H11H-0999:
Workflow Integrating Fracture Permeability Characterization and Multiphase Flow Modeling for CO2 Storage and Risk Assessments in Fractured Reservoirs

Monday, 15 December 2014
Guohai Jin, Geological Survey of Alabama, Tuscaloosa, AL, United States and Jack C Pashin, Oklahoma State University Main Campus, Stillwater, OK, United States
Abstract:
Ensuring safe and permanent storage of sequestered CO2in naturally fractured geological media is vital for the success of geologic storage projects. Critical needs exist to develop advanced techniques to characterize and model fluid transport in naturally fractured reservoirs and seals.

We have developed a scale-independent 3-D stochastic fracture permeability characterization workflow that employs multiple discrete fracture network (DFN) realizations. The workflow deploys a multidirectional flux-based upwind weighting scheme that is capable of modeling multiphase flow in highly heterogeneous fractured media. The techniques employed herein show great promise for increasing the accuracy of capacity determinations and the prediction of pressure footprints associated with injected CO2 plumes.

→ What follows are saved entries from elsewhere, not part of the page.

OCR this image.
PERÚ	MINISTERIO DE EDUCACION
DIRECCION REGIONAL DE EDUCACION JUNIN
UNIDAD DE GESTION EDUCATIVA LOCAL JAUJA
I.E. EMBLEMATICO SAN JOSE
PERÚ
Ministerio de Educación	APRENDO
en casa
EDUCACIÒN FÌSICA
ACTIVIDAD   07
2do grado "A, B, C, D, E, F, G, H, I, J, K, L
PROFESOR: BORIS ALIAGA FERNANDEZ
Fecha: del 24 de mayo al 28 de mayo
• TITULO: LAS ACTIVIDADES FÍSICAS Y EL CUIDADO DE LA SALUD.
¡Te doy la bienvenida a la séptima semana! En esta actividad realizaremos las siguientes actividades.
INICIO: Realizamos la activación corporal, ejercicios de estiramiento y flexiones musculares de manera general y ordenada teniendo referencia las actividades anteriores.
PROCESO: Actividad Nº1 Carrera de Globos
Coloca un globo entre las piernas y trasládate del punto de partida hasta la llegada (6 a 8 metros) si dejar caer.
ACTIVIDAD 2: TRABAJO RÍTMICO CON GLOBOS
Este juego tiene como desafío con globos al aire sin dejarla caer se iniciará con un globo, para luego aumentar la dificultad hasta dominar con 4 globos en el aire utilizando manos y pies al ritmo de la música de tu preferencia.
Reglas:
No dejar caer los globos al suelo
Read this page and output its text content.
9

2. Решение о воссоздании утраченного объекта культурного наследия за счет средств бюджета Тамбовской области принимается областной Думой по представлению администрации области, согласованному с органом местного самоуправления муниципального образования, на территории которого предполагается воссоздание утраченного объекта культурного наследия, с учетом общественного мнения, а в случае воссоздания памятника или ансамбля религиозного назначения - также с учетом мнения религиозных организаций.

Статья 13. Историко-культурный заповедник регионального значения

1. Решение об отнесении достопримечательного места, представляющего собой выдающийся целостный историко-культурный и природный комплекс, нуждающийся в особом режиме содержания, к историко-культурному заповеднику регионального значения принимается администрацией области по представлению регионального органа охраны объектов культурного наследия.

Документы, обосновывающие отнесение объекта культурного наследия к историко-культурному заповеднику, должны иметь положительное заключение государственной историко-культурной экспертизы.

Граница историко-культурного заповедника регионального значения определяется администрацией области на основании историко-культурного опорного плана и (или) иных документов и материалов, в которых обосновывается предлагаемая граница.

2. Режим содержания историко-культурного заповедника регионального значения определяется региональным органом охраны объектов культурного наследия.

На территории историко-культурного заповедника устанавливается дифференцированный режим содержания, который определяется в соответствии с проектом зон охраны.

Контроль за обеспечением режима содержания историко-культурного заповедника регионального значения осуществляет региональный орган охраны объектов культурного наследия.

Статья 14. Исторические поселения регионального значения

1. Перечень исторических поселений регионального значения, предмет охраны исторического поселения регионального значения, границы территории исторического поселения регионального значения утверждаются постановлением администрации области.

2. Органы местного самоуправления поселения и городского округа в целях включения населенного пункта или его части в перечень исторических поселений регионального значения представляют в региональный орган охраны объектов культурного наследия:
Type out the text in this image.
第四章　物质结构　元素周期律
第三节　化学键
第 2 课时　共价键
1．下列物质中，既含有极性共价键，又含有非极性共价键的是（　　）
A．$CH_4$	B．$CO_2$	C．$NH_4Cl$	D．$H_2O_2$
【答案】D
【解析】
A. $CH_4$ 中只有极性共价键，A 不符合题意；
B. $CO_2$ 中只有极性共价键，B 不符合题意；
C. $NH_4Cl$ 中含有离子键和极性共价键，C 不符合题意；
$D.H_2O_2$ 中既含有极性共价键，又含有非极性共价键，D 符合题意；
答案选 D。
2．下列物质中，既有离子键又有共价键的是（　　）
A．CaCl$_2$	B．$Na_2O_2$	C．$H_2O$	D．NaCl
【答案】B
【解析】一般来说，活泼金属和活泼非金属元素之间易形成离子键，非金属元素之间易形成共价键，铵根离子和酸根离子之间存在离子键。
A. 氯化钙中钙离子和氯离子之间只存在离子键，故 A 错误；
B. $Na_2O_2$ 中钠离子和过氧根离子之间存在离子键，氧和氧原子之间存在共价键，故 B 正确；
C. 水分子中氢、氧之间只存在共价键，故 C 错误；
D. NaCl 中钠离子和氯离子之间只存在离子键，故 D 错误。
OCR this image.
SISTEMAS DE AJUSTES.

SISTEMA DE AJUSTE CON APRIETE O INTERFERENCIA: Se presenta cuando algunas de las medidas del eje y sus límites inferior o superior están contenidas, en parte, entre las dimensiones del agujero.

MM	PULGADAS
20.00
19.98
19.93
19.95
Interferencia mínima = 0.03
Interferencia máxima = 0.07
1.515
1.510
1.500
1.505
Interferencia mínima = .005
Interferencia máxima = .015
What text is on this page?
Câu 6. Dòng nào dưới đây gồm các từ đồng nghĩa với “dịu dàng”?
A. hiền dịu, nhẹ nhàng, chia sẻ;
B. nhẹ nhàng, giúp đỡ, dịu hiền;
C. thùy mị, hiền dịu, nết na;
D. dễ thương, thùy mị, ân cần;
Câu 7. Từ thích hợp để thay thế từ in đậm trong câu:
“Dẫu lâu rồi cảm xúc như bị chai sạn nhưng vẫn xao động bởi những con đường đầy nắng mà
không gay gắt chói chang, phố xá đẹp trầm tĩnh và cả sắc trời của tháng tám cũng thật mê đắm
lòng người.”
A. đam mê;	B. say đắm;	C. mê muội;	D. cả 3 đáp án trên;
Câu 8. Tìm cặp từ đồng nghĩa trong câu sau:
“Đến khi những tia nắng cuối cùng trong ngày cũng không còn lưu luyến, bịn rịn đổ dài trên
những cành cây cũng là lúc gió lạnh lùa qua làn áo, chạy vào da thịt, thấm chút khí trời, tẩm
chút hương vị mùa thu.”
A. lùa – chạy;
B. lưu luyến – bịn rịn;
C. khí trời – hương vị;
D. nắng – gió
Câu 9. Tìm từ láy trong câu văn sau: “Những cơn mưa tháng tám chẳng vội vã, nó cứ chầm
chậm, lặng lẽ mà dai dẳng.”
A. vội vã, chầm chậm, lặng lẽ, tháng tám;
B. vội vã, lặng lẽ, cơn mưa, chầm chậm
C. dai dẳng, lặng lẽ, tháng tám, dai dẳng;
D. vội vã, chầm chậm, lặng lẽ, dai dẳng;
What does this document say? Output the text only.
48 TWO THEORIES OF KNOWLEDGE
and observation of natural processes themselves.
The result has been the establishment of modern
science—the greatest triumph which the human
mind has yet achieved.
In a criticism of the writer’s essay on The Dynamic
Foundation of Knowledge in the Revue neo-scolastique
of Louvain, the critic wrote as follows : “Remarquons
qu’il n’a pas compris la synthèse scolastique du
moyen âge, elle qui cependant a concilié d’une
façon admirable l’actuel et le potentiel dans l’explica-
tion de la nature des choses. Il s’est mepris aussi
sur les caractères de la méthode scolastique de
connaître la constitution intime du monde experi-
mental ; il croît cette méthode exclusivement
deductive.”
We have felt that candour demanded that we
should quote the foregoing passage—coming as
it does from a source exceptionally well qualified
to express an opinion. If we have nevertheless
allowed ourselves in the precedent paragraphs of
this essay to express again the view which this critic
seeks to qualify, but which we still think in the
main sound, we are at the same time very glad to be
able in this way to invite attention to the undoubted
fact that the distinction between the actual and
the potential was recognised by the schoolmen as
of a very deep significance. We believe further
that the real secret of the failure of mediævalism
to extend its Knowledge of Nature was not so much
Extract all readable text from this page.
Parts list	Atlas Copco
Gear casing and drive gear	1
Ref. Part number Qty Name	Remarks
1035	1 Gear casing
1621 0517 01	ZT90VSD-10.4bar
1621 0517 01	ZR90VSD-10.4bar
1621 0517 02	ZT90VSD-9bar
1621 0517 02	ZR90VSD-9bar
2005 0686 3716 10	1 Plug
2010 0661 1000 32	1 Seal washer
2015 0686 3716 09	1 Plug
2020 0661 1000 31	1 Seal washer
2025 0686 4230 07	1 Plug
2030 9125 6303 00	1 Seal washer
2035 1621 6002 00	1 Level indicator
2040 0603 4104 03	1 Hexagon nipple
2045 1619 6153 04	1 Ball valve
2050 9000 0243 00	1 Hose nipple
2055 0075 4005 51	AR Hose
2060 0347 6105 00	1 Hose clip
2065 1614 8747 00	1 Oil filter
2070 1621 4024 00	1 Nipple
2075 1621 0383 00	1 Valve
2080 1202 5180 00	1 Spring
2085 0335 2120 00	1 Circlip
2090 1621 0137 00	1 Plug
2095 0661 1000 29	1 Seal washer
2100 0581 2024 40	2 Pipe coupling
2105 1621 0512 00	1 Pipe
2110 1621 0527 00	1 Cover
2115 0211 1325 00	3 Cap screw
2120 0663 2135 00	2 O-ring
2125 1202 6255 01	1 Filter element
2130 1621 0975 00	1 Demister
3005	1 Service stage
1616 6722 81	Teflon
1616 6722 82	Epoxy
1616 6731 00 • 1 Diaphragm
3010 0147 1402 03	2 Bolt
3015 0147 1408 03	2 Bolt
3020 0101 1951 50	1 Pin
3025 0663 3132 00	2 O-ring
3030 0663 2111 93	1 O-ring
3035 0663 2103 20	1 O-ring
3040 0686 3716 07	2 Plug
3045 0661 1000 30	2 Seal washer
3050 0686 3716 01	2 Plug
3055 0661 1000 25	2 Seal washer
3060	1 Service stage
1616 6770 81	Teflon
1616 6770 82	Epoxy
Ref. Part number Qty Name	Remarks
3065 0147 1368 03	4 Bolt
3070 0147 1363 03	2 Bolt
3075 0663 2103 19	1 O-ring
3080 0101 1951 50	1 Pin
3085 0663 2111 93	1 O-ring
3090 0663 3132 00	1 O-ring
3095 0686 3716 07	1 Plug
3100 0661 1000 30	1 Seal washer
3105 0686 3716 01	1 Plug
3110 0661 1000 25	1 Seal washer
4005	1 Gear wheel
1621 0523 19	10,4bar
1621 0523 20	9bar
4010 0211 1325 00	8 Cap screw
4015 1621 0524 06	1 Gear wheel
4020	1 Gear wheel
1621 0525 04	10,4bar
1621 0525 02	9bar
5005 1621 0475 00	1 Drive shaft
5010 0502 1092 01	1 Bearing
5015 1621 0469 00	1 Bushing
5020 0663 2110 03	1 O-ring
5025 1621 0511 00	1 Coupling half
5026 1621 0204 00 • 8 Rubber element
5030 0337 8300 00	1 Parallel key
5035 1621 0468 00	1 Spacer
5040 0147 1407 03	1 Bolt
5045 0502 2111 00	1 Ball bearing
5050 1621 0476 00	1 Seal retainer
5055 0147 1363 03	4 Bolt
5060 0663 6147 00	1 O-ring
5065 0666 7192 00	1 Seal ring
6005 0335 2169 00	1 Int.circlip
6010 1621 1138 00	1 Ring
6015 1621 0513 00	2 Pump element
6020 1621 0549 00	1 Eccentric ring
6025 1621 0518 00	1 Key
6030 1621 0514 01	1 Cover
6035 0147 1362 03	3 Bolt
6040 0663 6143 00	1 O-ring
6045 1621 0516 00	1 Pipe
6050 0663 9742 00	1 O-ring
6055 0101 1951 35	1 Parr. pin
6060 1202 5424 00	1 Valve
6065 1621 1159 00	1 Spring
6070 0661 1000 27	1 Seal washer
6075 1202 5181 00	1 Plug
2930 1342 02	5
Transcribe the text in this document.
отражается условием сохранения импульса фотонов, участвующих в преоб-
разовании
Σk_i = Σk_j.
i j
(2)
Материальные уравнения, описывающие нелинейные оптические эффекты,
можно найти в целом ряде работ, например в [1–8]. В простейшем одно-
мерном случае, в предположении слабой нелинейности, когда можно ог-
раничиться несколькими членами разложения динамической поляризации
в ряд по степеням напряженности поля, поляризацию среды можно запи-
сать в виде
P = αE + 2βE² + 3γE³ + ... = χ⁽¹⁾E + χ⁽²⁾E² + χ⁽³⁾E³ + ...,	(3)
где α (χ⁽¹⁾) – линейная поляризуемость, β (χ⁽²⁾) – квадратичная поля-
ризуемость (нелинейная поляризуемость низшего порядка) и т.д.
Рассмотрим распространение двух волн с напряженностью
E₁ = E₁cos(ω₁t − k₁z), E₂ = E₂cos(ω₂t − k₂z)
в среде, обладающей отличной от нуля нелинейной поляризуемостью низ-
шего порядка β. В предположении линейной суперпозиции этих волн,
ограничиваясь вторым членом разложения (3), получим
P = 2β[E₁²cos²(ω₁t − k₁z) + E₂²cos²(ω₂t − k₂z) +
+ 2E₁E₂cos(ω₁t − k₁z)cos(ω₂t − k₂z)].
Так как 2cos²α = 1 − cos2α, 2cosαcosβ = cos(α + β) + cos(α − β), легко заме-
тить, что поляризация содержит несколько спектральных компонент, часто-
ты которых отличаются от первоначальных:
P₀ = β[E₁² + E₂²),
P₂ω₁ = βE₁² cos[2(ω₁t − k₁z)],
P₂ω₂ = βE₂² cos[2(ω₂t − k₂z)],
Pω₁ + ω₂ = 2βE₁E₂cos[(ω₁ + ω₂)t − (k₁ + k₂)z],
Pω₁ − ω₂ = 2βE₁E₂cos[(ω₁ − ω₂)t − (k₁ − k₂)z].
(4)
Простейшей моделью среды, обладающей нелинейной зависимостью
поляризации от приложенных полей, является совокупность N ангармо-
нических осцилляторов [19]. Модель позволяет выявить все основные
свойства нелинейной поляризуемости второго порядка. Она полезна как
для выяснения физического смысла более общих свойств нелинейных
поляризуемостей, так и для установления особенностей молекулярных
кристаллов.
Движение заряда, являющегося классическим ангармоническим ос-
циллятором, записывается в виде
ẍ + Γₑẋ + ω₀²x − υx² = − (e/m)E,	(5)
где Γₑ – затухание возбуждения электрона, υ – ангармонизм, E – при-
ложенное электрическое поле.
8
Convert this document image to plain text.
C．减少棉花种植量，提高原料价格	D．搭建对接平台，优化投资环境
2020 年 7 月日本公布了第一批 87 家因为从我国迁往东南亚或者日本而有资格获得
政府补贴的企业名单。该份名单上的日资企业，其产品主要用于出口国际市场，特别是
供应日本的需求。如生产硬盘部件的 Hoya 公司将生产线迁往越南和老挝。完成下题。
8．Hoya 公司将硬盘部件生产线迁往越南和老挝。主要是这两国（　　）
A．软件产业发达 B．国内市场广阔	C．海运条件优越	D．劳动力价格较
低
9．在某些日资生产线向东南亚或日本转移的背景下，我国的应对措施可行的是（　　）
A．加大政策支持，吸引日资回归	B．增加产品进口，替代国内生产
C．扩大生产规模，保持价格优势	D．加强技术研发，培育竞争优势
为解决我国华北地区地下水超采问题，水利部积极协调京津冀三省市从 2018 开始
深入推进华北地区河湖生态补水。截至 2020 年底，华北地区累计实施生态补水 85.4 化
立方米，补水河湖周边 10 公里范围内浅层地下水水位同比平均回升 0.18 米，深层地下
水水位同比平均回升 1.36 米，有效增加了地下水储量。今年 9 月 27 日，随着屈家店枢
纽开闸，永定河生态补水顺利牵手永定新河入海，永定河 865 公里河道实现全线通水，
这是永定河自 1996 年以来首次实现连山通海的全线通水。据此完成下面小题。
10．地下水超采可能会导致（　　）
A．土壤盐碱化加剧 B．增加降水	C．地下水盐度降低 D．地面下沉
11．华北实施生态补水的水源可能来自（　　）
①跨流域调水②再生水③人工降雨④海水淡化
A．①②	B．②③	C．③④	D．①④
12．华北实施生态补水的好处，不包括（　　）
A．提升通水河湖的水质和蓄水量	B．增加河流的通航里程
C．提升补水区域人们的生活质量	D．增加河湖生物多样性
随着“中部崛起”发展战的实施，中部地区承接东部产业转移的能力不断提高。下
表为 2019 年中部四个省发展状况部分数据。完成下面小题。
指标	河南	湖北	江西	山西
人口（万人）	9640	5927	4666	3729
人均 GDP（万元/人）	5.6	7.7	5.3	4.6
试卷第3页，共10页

The proposed workflow has been conducted in a simulation study of flow transport and risk assessment of CO2 injection into a deep fractured saline formation using geological parameters from Knox Group carbonate and Red Mountain shale rocks in central Alabama. A 3-D fracture permeability map was generated from multiple realizations of DFN models. A multiphase flow model composed of supercritical CO2 and saline water was applied to simulate CO2 plume evolution during and after injection. Injection simulation reveals significant permeability anisotropy that favors development of northeast-elongate CO2 plumes. The spreading front of the CO2 plume shows strong viscous fingering effects. Post-injection simulation indicates significant lateral spreading of CO2 near the top of the fractured formations because of the buoyancy of injectate in rock matrix and strata-bound vertical fractures. Risk assessment shows that although pressure drops faster in the fractured formations than in those lacking fractures, lateral movement of CO2 along natural fractures necessitates that the injectate be confined by widespread seals with high integrity.